Dozens of uniformed and plain-clothed U.S. Capitol Police officers attended the packed sentencing hearing for two of the more than 950 people who have been charged in connection with the Jan. 6, 2021, assault on the Capitol. The defendants' distinction: their roles in the assault of Officer Brian Sicknick, who died the next day. The man who carried out the pepper-spray attack, Julian Khater, 32, and had previously pleaded guilty was sentenced to 80 months in prison and a $10,000 fine, Reuters reports. Khater told U.S. District Judge Thomas Hogan the rash actions he took that day were not in his nature. "I've taken every chance I possibly could to better myself as a person," said Khater. "What happened on Jan. 6 — there are no words for it ... I wish I could take it back." George Tanios, 41, of Morgantown, West Virginia, who traveled to Washington with Khater and supplied the pepper spray Khater used, was sentenced at the same hearing to time served and 100 hours of community service, after he pleaded guilty last year to misdemeanor charges of disorderly conduct on restricted grounds.

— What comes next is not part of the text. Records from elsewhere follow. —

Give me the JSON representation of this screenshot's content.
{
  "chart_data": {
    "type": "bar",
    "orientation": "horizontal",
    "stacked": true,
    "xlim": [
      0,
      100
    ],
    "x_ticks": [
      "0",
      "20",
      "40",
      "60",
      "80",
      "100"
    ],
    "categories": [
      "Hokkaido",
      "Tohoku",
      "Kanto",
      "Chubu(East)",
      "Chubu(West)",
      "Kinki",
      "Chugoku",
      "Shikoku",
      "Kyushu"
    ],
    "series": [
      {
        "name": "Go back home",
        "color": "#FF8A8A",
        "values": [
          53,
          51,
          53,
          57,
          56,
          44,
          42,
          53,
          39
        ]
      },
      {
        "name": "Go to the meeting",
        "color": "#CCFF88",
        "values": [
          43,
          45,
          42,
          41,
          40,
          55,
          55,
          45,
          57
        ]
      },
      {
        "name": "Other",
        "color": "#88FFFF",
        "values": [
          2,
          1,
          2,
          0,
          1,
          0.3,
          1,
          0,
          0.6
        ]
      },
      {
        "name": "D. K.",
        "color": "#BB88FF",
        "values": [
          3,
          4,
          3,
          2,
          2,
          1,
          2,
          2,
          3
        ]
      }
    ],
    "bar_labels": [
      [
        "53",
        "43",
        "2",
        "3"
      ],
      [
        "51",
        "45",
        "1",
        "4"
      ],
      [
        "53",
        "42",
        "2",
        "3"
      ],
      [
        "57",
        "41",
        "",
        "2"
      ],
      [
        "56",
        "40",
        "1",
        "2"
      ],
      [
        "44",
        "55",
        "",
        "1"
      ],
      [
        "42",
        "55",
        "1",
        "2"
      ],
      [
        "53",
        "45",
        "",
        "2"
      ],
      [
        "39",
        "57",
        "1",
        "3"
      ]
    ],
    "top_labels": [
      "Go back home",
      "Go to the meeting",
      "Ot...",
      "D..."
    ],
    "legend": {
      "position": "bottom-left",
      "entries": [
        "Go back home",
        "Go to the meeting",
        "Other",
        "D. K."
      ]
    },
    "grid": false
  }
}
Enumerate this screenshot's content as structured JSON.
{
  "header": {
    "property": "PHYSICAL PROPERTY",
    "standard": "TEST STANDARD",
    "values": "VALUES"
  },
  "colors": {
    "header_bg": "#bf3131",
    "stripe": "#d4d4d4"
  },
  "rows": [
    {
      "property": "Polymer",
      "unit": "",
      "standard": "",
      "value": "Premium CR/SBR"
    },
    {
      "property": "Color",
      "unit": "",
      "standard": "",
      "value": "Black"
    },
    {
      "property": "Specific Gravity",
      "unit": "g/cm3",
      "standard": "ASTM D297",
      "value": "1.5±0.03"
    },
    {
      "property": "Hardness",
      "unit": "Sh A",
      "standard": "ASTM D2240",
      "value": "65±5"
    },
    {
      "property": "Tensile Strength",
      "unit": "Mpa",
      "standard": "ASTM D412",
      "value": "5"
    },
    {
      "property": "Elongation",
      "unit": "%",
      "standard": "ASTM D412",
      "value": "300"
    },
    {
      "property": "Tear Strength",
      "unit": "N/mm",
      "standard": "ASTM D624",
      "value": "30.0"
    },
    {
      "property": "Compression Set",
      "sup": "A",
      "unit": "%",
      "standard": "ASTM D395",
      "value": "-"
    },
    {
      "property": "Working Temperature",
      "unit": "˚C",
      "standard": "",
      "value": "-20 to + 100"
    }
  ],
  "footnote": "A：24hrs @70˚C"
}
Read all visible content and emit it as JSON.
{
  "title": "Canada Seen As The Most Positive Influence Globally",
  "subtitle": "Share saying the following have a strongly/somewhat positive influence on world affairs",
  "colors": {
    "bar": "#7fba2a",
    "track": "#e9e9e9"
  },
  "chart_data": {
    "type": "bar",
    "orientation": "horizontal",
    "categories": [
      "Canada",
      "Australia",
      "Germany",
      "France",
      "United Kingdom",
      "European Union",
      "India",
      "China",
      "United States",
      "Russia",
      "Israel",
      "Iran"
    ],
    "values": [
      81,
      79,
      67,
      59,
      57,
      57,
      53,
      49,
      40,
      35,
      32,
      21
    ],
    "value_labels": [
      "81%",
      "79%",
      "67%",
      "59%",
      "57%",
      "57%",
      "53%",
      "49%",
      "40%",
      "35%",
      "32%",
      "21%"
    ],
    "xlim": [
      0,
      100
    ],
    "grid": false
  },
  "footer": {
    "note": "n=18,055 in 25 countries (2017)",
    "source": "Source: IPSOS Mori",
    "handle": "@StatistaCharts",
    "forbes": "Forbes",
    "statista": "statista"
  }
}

Sicknick, 42, died of a stroke. Although the medical examiner, Francisco J. Diaz, later attributed his death to natural causes, he told the Washington Post he believed "all that transpired" on Jan. 6 played a role in his death. Four participants died during the chaos and five police officers, including Sicknick, died afterward, some by suicide. Five of Sicknick's relatives and Capitol Police Officer Caroline Edwards, who was also a victim of Khater's pepper spray attack, addressed the court. "You attacked my son like he was an animal," said Brian Sicknick's mother Gladys Sicknick, who wore an oversized long-sleeve shirt that she said belonged to her son. "You are the animal, Mr. Khater." Edwards, who received the Presidential Citizens Medal earlier this year for her bravery during the Capitol attack, tearfully told the judge she suffers from "survivor's guilt" over her colleague's death. "I felt like the worst kind of officer," she said. "Someone who didn't help their friend —couldn't help their friend."